Chaab, drugged and his hands and feet bound, was driven to the eastern Turkish province of Van and handed over to a human trafficker to be smuggled across the border the next day, a Turkish investigation found. Saberin also returned to Iran.
In November Iranian television had broadcast what it described as the “confessions” of Chaab after his arrest. Human rights organizations condemned what they described as the repetition of forced confessions, which are given under torture by political detainees. Chaab was shown admitting that he and his colleagues worked for foreign intelligence services, incriminating himself over his alleged involvement in a deadly attack on the annual Iranian military parade on September 22, 2018 in the city of Ahwaz.
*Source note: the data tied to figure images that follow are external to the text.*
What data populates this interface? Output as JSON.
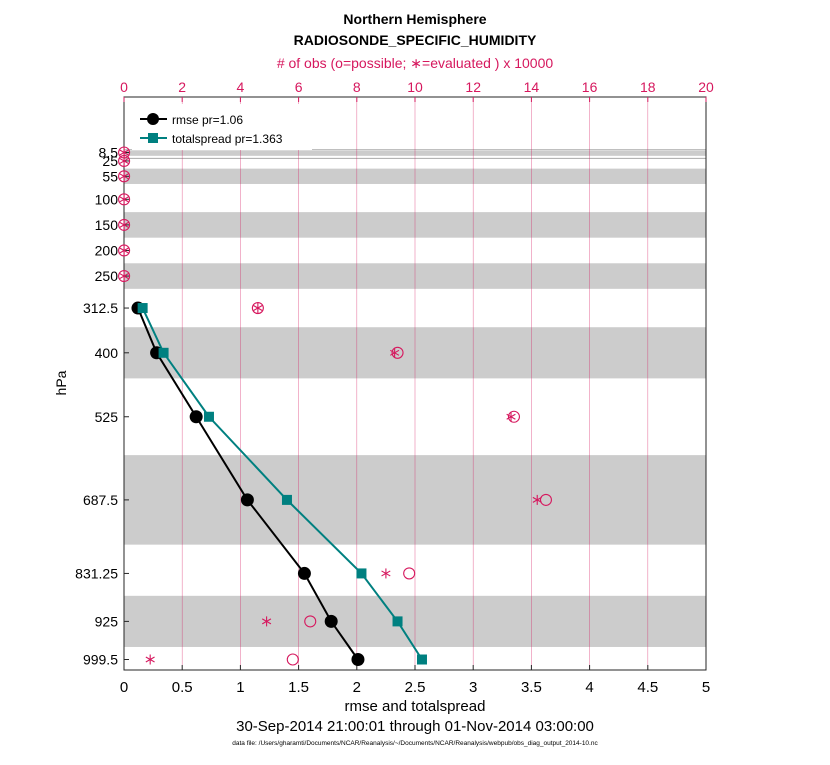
{
  "chart_data": {
    "type": "line",
    "title_line1": "Northern Hemisphere",
    "title_line2": "RADIOSONDE_SPECIFIC_HUMIDITY",
    "top_axis_label": "# of obs (o=possible; ∗=evaluated ) x 10000",
    "xlabel": "rmse and totalspread",
    "ylabel": "hPa",
    "date_range": "30-Sep-2014 21:00:01 through 01-Nov-2014 03:00:00",
    "footnote": "data file: /Users/gharamti/Documents/NCAR/Reanalysis/~/Documents/NCAR/Reanalysis/webpub/obs_diag_output_2014-10.nc",
    "xlim": [
      0,
      5
    ],
    "x_ticks": [
      "0",
      "0.5",
      "1",
      "1.5",
      "2",
      "2.5",
      "3",
      "3.5",
      "4",
      "4.5",
      "5"
    ],
    "top_xlim": [
      0,
      20
    ],
    "top_ticks": [
      "0",
      "2",
      "4",
      "6",
      "8",
      "10",
      "12",
      "14",
      "16",
      "18",
      "20"
    ],
    "levels": [
      8.5,
      25,
      55,
      100,
      150,
      200,
      250,
      312.5,
      400,
      525,
      687.5,
      831.25,
      925,
      999.5
    ],
    "level_labels": [
      "8.5",
      "25",
      "55",
      "100",
      "150",
      "200",
      "250",
      "312.5",
      "400",
      "525",
      "687.5",
      "831.25",
      "925",
      "999.5"
    ],
    "shaded_bands": [
      [
        5,
        15
      ],
      [
        40,
        70
      ],
      [
        125,
        175
      ],
      [
        225,
        275
      ],
      [
        350,
        450
      ],
      [
        600,
        775
      ],
      [
        875,
        975
      ]
    ],
    "series": [
      {
        "name": "rmse",
        "legend": "rmse pr=1.06",
        "color": "#000000",
        "marker": "circle",
        "levels": [
          312.5,
          400,
          525,
          687.5,
          831.25,
          925,
          999.5
        ],
        "values": [
          0.12,
          0.28,
          0.62,
          1.06,
          1.55,
          1.78,
          2.01
        ]
      },
      {
        "name": "totalspread",
        "legend": "totalspread pr=1.363",
        "color": "#008080",
        "marker": "square",
        "levels": [
          312.5,
          400,
          525,
          687.5,
          831.25,
          925,
          999.5
        ],
        "values": [
          0.16,
          0.34,
          0.73,
          1.4,
          2.04,
          2.35,
          2.56
        ]
      }
    ],
    "obs_possible": {
      "color": "#d6185e",
      "marker": "circle-open",
      "levels": [
        8.5,
        25,
        55,
        100,
        150,
        200,
        250,
        312.5,
        400,
        525,
        687.5,
        831.25,
        925,
        999.5
      ],
      "values": [
        0.003,
        0.003,
        0.003,
        0.003,
        0.003,
        0.003,
        0.003,
        4.6,
        9.4,
        13.4,
        14.5,
        9.8,
        6.4,
        5.8
      ]
    },
    "obs_evaluated": {
      "color": "#d6185e",
      "marker": "asterisk",
      "levels": [
        8.5,
        25,
        55,
        100,
        150,
        200,
        250,
        312.5,
        400,
        525,
        687.5,
        831.25,
        925,
        999.5
      ],
      "values": [
        0.003,
        0.003,
        0.003,
        0.003,
        0.003,
        0.003,
        0.003,
        4.6,
        9.3,
        13.3,
        14.2,
        9.0,
        4.9,
        0.9
      ]
    }
  }
}
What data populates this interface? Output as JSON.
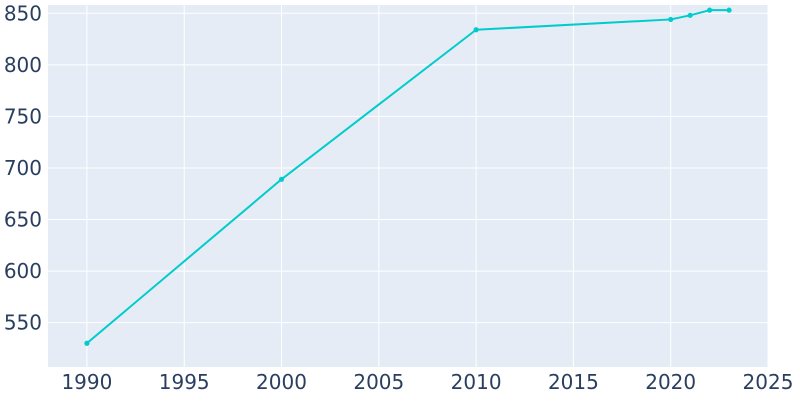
{
  "chart_data": {
    "type": "line",
    "title": "",
    "xlabel": "",
    "ylabel": "",
    "x": [
      1990,
      2000,
      2010,
      2020,
      2021,
      2022,
      2023
    ],
    "series": [
      {
        "values": [
          530,
          689,
          834,
          844,
          848,
          853,
          853
        ]
      }
    ],
    "xlim": [
      1988,
      2025
    ],
    "ylim": [
      507,
      858
    ],
    "x_ticks": [
      1990,
      1995,
      2000,
      2005,
      2010,
      2015,
      2020,
      2025
    ],
    "y_ticks": [
      550,
      600,
      650,
      700,
      750,
      800,
      850
    ],
    "grid": true,
    "legend": "none",
    "colors": {
      "plot_bg": "#e5ecf6",
      "grid": "#ffffff",
      "line": "#00cccc",
      "text": "#2a3f5f"
    }
  }
}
Turkish law enforcement has detained 11 men, all Turkish citizens, arraigned on charges that include “using weapons … to deprive an individual of their liberty through deceit,” The Washington Post cited the official as saying. Zindashti, the drug smuggler, is still at large and believed to be in Iran.
A relative of Zindashti who was arrested in October shortly after he tried to travel to Iran told Turkish authorities that Zindashti met with Iranian officials several times before Chaab’s disappearance, according to the report.
Zindashti, whose release from prison in 2018 set off a scandal in Turkey, served prison time for a heroin trafficking conviction more than a decade ago, only to be arrested again two years ago, this time on murder charges. Imprisoned in April 2018, he served only six months.
An adviser to Turkish President Recep Tayyip Erdoğan, Burhan Kuzu, who died earlier this year after contracting the coronavirus, allegedly intervened in the case to press for the Iranian drug lord’s release. Kuzu denied the charges despite photos of him and Zindashti dining together circulated in Turkish media.
In 2017, in a drive-by shooting in Istanbul, an Iranian media mogul who had been sentenced to prison in absentia in Iran was killed, and the attack was said to have been carried out by an associate of drug trafficker Zindashti.
Masoud Molavi Vardanjani, a former Iranian defense official who had become critical of his government, was also fatally shot in Istanbul last year, in a killing that Turkish officials said was instigated by intelligence officers working out of the Iranian Consulate there, according to Reuters.
After the killings of the two Iranian dissidents in Istanbul, Zindashti’s possible connection to Iran’s government came to the fore and was discussed in Turkish media.
The latest incident contains echoes of the plot by Saudi Arabia that ended with the slaying of journalist Jamal Khashoggi, whose disappearance in İstanbul two years ago can be viewed as one of a string of foreign intelligence operations staged in Turkey.
Chaab’s disappearance was the third high-profile operation in Turkey blamed on Iran’s government.
Iran has stepped up its foreign operations in recent years, assassinating opponents on European soil and elsewhere, also kidnapping opposition figures abroad, some of whom face capital punishment in the country.